Chief Executive Officer of the National Security Cell^{[3]}

Personal details
- Occupation: Police officer

= Md Mazharul Haque =

Bangladeshi police officer

Md Mazharul Haque is a retired additional deputy inspector general of Bangladesh Police and a former vice-principal of the Bangladesh Police Academy. He had served as the coordinator of the Investigation Agency-ICTBD, the investigative arm of the International Crimes Tribunal of Bangladesh, since 2024. Currently, he is the chief executive officer of the National Security Cell.

== Career ==
Haque served in the Bangladesh Police and held several senior administrative positions. In 2009, he was serving as the vice-principal of the Bangladesh Police Academy with the rank of additional deputy inspector general of police.

In 2006, Haque was named in a torture case filed by Shahin Sultana Santa, who alleged that police officers assaulted her during a political demonstration in Dhaka. She was pregnant at the time and had a miscarriage. Shahin Sultana Santa is the daughter of High Court Justice Shamsul Huda Manik. The complaint identified Haque, then a deputy commissioner of the Dhaka Metropolitan Police, alongside Kohinoor Miah and other officers. After prolonged legal proceedings, the case was formally recorded as a First Information Report in 2009. All officers were cleared by Md Hasibul Haque, Dhaka Chief Metropolitan Magistrate, in September 2024.

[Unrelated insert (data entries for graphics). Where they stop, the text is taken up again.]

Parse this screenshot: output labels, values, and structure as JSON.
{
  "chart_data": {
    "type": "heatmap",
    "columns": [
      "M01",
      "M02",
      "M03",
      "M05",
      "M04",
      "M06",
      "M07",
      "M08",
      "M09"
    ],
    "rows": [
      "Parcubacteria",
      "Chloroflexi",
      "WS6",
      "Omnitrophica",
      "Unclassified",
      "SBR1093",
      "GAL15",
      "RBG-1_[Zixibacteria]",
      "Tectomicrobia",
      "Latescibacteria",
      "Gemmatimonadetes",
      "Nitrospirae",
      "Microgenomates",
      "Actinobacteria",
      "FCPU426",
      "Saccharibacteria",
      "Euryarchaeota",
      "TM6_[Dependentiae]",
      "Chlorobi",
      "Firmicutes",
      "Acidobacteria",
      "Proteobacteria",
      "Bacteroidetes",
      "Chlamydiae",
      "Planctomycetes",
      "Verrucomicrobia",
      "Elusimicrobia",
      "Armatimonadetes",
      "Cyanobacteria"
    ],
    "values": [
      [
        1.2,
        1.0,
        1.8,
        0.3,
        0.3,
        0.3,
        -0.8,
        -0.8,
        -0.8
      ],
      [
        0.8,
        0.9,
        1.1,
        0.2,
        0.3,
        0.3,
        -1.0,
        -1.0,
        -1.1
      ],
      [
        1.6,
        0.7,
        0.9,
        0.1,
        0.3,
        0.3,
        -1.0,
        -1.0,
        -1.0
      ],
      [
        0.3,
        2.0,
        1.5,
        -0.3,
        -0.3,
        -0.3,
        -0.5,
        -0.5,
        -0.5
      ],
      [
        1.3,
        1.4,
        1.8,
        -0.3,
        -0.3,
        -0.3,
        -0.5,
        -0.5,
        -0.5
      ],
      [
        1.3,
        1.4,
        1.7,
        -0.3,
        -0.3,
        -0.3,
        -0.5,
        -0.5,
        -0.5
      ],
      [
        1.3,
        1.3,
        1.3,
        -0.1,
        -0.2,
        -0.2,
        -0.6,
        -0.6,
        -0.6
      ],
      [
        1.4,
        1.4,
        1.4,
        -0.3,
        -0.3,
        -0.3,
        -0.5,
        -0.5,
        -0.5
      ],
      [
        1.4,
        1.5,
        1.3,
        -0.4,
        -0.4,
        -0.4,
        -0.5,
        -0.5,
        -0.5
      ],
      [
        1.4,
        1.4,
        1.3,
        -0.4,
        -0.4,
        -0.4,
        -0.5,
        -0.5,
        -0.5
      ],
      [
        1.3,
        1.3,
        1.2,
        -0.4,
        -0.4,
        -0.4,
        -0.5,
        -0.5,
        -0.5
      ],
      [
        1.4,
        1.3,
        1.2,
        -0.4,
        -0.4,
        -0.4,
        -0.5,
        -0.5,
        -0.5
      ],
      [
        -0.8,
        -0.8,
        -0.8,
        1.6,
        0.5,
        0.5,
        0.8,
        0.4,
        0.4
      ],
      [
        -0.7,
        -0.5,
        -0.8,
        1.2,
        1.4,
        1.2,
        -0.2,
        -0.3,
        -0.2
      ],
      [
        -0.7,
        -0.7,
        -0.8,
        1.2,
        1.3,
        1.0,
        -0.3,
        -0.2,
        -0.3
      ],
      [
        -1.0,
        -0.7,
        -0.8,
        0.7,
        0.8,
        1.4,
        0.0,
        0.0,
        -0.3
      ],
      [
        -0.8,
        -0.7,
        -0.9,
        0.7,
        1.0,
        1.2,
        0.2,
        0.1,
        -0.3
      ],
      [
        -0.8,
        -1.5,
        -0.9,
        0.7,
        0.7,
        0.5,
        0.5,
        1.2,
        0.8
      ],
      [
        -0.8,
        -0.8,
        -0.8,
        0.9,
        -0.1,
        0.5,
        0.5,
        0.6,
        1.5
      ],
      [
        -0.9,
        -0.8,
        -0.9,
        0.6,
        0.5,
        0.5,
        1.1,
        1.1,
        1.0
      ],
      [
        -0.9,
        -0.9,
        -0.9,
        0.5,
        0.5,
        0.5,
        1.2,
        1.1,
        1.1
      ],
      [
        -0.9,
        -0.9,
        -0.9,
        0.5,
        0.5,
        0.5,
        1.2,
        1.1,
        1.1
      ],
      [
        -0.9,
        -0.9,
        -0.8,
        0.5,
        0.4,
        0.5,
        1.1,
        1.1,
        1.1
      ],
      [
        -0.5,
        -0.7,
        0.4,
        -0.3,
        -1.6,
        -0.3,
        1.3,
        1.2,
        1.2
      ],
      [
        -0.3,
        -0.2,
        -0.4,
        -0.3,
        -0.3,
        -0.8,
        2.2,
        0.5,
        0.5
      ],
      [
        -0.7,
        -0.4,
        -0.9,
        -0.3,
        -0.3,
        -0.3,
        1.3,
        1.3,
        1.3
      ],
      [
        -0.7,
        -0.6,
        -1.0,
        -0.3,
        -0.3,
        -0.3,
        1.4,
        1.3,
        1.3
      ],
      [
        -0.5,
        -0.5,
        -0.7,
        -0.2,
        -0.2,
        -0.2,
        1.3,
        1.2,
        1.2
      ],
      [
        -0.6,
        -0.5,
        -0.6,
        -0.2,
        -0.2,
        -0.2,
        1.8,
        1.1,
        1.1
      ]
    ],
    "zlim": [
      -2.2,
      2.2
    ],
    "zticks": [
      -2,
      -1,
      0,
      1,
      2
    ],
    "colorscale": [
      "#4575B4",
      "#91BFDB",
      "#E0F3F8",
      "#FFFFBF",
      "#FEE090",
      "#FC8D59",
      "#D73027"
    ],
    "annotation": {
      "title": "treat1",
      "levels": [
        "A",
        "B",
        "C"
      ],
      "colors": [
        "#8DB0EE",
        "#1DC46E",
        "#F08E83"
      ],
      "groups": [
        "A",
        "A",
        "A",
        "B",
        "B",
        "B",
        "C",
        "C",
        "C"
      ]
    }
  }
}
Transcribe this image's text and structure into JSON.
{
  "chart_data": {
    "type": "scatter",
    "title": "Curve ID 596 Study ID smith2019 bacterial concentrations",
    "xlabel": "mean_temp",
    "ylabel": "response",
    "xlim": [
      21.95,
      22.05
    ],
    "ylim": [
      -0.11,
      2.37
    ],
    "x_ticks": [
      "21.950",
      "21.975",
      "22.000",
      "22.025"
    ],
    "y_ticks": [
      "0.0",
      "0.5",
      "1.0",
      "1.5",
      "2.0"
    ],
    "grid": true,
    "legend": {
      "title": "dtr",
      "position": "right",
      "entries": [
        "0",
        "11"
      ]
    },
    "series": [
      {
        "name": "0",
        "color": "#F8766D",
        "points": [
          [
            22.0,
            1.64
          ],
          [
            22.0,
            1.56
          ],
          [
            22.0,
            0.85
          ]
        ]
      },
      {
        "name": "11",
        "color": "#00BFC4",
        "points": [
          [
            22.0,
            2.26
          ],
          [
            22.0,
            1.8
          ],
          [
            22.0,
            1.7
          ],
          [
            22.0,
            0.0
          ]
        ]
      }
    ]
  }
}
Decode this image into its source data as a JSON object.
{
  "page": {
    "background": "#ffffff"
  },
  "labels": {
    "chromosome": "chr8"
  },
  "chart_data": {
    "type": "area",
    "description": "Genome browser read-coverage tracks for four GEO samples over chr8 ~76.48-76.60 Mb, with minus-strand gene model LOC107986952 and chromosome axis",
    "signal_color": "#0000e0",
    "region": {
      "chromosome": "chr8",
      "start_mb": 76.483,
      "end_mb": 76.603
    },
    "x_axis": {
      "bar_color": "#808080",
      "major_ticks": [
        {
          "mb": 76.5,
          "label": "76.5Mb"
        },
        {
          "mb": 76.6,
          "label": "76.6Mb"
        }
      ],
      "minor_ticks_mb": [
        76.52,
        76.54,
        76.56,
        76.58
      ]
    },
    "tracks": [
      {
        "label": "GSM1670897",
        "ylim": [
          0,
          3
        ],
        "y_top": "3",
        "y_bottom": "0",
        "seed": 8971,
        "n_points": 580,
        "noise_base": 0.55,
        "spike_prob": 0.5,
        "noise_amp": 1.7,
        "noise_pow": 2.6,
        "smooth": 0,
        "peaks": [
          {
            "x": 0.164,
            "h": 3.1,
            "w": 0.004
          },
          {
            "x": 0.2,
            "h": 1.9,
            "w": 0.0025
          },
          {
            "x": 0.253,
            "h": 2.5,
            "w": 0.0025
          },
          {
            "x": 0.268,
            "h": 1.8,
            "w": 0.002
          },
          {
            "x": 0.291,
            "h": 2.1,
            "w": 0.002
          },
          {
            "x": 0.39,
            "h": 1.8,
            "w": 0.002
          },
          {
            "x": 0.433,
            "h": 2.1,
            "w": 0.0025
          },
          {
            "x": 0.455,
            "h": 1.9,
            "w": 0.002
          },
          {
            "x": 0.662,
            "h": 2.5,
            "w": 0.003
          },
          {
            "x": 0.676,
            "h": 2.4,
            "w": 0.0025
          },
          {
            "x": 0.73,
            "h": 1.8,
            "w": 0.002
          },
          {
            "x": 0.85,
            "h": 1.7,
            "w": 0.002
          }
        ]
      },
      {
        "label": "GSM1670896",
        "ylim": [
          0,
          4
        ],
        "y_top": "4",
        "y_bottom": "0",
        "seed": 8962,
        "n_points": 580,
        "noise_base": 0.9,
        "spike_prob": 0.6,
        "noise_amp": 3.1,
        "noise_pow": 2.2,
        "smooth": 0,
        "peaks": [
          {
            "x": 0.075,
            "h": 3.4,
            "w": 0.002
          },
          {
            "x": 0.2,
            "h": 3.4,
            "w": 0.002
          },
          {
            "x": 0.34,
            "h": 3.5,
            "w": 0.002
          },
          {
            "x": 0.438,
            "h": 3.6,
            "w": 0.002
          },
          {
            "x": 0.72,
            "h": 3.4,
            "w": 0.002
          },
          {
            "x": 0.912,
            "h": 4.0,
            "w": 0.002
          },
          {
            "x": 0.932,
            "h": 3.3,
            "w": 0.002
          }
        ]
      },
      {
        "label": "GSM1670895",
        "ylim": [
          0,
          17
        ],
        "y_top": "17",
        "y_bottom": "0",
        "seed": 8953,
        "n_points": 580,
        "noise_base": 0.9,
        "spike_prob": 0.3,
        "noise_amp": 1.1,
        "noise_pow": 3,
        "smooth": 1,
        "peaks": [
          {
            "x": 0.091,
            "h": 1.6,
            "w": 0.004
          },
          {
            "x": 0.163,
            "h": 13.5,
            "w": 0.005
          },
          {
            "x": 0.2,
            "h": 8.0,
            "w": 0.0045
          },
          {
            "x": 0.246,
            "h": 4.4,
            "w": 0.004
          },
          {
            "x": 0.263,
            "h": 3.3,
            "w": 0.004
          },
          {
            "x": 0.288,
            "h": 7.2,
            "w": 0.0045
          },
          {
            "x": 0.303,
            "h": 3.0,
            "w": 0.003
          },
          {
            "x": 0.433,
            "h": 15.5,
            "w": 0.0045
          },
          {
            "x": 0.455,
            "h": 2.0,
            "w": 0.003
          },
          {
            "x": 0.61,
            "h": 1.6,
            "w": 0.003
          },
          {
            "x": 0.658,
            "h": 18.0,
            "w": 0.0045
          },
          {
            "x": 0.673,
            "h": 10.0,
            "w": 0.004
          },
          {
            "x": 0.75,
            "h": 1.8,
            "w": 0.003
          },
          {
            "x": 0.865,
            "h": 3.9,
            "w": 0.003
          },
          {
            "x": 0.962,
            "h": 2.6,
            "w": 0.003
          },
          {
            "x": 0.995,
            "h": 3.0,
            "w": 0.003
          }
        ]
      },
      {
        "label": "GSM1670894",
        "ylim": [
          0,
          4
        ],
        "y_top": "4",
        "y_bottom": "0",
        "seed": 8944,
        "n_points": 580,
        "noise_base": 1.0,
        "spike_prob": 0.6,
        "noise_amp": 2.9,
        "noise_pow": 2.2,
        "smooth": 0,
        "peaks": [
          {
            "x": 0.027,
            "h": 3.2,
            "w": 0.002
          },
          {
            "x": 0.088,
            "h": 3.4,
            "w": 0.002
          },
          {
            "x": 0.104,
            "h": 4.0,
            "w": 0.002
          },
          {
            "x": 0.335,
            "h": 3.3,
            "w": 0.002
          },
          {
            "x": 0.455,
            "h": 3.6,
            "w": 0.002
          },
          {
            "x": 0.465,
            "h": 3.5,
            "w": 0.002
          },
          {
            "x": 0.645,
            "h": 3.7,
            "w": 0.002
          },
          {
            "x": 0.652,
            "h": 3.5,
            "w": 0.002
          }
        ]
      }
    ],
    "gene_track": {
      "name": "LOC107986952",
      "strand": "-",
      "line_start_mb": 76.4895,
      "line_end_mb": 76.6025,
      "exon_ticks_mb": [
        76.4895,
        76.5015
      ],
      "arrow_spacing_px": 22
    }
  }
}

In January 2007, Haque was the Deputy Inspector General of Dhaka Range. He was appointed commandant of the Police Training Centre, Tangail.

In October 2009, the Ministry of Home Affairs suspended Haque on charges of professional misconduct under the Government Service Rule (Discipline and Appeal), 1985. A departmental case was also initiated against him. According to contemporary media reports, the allegations related to misconduct and the mistreatment of women during the 2001–2006 Bangladesh Nationalist Party–Bangladesh Jamaat-e-Islami coalition government period.

After the fall of the Sheikh Hasina-led Awami League government in August 2024, Haque was appointed coordinator of the investigative agency of the International Crimes Tribunal following the reconstitution of the agency by the Mohammad Yunus government for a two-year term.

In February 2025, Haque was reassigned from his position as coordinator of the investigative agency of the International Crimes Tribunal to the Public Security Division of the Ministry of Home Affairs, ending his tenure after approximately five months. He was succeeded by former police officer Ansar Uddin Khan Pathan.

In some time in 2026, He was reassigned as the chief executive officer of the National Security Cell which is still ongoing.